1840-09-17, de  Delacroix, Eugène à  Sand, George.
[p. 1]

Chère amie,

cela vous surprend-il de me voir vous écrire ? Non, n’est-ce pas ? J’ai sur le cœur d’être parti sans vous avoir embrassée, et vous trouverez à la fin de cette lettre une foule de petits ronds sympathiques que j’ai couverts de baisers, comme feu Lafarge2, en espérant que vous en feriez autant pour me dédommager. Sérieusement, voici ce qui est arrivé : j’ai été dans la journée vous voir ; comme une ingrate que vous êtes, après m’avoir dit que je vous trouverais, vous étiez absente, et le soir j’ai eu une foule de paquets et de courses pour toutes sortes de choses auxquelles je n’ai pensé qu’au dernier moment. Baisez donc mes petits ronds, je vous en prie, en souvenir de moi. [3 ronds dessinés]

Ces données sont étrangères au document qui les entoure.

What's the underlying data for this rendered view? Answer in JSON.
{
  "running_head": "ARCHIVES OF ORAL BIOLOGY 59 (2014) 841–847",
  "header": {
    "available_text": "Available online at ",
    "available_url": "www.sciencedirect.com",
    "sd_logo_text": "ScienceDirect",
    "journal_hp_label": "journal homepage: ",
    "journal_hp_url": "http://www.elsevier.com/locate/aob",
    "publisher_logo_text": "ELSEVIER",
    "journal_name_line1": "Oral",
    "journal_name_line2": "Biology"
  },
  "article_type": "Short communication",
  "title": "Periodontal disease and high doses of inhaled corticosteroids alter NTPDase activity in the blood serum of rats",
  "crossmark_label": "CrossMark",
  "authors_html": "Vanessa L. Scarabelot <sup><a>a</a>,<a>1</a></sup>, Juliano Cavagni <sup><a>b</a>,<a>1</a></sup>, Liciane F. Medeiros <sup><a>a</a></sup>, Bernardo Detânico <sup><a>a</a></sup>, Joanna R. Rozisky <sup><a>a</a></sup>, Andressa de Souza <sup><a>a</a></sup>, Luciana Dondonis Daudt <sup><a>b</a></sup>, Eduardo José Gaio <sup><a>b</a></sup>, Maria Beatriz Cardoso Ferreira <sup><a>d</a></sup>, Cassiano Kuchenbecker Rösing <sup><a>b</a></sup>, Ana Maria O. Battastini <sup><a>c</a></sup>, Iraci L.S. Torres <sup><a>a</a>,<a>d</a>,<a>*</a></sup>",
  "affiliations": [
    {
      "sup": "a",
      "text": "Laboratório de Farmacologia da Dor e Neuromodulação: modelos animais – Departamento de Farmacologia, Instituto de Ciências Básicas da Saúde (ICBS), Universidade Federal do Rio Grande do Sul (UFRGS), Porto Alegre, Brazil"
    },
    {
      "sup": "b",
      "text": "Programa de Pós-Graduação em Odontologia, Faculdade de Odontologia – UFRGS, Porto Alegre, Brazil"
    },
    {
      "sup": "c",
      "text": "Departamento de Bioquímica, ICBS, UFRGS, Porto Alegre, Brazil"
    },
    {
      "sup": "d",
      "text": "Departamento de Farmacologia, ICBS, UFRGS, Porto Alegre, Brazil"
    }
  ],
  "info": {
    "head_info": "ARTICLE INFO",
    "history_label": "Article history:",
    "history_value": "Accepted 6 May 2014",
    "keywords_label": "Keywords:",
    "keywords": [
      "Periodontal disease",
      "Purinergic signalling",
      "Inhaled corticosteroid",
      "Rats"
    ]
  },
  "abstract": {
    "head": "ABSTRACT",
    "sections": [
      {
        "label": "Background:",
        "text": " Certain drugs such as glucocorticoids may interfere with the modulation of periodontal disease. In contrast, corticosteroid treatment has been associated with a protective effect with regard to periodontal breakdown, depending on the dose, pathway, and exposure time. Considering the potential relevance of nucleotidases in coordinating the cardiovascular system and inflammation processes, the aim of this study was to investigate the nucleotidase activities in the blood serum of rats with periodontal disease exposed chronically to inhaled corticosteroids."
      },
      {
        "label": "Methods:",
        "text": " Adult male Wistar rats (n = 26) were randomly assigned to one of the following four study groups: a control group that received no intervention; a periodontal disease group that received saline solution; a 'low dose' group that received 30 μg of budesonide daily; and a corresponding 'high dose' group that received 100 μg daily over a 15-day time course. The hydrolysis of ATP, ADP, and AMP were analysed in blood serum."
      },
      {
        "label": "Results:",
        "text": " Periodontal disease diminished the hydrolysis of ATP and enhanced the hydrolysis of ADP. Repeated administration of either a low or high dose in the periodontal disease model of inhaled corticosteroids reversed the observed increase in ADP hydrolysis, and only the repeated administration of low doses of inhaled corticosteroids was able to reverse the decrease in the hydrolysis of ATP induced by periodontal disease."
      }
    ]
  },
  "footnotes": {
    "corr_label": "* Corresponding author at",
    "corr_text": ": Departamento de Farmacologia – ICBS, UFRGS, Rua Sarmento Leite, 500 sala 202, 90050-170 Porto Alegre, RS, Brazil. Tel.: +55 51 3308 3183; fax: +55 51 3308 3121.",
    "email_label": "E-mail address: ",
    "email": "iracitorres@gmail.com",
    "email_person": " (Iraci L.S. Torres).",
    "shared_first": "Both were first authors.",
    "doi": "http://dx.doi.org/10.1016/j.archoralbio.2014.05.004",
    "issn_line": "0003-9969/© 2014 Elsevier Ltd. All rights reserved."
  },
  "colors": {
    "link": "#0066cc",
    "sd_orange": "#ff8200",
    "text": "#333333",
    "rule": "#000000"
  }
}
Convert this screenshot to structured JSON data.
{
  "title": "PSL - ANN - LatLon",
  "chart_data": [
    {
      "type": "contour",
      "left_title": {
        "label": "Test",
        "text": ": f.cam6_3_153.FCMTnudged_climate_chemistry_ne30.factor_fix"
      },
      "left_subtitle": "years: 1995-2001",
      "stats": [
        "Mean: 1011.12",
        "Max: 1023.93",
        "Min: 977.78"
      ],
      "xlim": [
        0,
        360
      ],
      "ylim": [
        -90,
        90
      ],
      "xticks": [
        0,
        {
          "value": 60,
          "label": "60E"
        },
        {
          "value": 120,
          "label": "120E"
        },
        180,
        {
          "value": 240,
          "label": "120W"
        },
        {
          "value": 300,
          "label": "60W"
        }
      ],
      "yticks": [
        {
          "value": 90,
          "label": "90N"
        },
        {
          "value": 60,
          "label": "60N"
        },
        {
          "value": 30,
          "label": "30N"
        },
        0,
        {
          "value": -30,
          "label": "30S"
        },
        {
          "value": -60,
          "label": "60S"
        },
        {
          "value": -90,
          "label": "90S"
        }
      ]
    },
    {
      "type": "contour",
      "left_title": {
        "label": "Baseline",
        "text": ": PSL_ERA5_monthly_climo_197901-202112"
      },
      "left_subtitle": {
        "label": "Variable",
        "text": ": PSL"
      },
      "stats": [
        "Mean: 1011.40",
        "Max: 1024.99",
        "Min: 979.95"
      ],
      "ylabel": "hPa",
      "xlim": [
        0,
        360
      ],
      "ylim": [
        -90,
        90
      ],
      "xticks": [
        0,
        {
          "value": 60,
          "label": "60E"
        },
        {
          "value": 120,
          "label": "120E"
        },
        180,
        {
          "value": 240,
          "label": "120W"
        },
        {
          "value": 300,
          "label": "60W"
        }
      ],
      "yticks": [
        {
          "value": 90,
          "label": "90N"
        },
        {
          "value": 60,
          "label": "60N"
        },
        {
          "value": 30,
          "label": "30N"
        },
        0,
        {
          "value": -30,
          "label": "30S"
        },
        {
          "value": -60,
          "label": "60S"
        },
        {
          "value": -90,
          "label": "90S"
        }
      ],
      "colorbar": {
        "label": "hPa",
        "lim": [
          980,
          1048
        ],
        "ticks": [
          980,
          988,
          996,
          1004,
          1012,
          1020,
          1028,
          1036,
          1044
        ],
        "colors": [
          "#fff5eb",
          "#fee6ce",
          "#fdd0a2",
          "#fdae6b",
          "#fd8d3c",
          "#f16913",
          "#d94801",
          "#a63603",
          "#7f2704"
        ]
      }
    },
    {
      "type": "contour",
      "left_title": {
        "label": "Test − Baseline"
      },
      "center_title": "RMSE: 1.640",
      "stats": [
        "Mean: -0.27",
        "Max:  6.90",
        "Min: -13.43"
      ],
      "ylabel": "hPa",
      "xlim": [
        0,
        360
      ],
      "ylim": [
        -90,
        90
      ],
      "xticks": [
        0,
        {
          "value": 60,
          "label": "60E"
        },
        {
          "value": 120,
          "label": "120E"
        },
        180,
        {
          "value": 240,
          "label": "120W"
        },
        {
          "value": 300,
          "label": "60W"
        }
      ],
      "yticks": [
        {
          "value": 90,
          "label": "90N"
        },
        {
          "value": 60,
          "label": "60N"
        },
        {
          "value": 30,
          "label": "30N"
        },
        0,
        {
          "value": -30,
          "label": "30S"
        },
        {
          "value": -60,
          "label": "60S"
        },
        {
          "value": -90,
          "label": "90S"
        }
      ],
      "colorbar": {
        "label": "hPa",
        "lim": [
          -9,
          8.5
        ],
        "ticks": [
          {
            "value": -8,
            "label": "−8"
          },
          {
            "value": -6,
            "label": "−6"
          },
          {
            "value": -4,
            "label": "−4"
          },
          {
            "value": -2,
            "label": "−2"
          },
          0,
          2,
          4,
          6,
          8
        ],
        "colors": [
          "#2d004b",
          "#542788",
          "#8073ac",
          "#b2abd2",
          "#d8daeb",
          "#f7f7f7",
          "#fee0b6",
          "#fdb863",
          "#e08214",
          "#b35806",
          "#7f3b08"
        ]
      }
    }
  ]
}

Ceci n’est pas pour vous extorquer [p. 2]un bout de réponse. Vous devez avoir les plumes et le papier en horreur et vous m’avez dit que cette horreur allait croissant. Je le crois sans peine. Ne vous gênez donc pas. Ne me sachez pas non plus trop de gré de vaincre ma paresse pour vous écrire. Je m’ennuie souvent ici, quoique j’y sois depuis peu de temps, et j’ai été saisi d’une envie furieuse de vous parler. Ah ! que vous aimeriez cependant cet endroit où je m’ennuie malgré sa beauté et peut-être à cause de sa beauté ! Cette tristesse et cette beauté de la nature vous bouleversent bien autrement que les tristesses de Paris où le trivial, le mesquin, le ridicule vous forcent à rire de la vie plus qu’à déplorer la nécessité de vivre. Ces beaux arbres, ces belles eaux me jettent dans une émotion qui me prépare à quelque chose qui ne vient pas : tout cela vous remue sans fruit. L’imagination, ravie, [p. 3] n’est pourtant pas satisfaite. Je regrette alors ce tourbillon dans lequel l’esprit n’a pas le temps de voir ce vide, ce grand noir que nous portons au-dedans de nous. Les grands spectacles vous laissent bien plus misérables. Vous seule avez bien décrit cela3. Il me semble que c’est aussi l’impression qui vous domine devant la nature, cette cruelle, cette adorable amie. Dans la jeunesse, il s’ajoute au bout de cette mélancolie un espoir sans fin qui vous console jusqu’à un certain point. Plus tard, on ne sent que le poids de tout cela. Cela promet-il qu’on s’aimera, qu’on se possédera ailleurs, sans ce trouble et cette inquiétude qui accompagnent les plus doux moments ? Les bois, les fontaines me le disent. Cette inquiétude tient à un élément qu’il faut dépouiller avant d’être pénétrés sans mélange de toute la volupté à laquelle notre âme aspire.

Chère amie, j’ai été interrompu au plus beau moment et, comme Petit Jean4, je ne sais plus où j’en suis avec mon âme qui demande [p. 4]à la vôtre un peu d’indulgence pour ses rêveries. En attendant cette immortalité de bonheur dont je me flattais tout à l’heure, accordez-moi et conservez-moi dans votre affection toute celle que vous pouvez me donner dans cette vie passagère. Vous n’aurez pas affaire à un ingrat, je vous assure. Pardonnez-moi donc mon éloquence et croyez plus que jamais au plaisir que j’ai à me rappeler les moments où je vous vois.

Adieu, bonne chère. Ne pensez pas trop à la nature. Pensez à moi, à tous ceux qui vous aiment.

Eugène Delacroix

Embrassez Chopin pour moi et présentez mes respects à Solange.

Je me rappelle aussi au souvenir de Madame Marliani.

J’écris avec une plume trop fine qui me fait faire des pattes de mouche dont je vous demande pardon.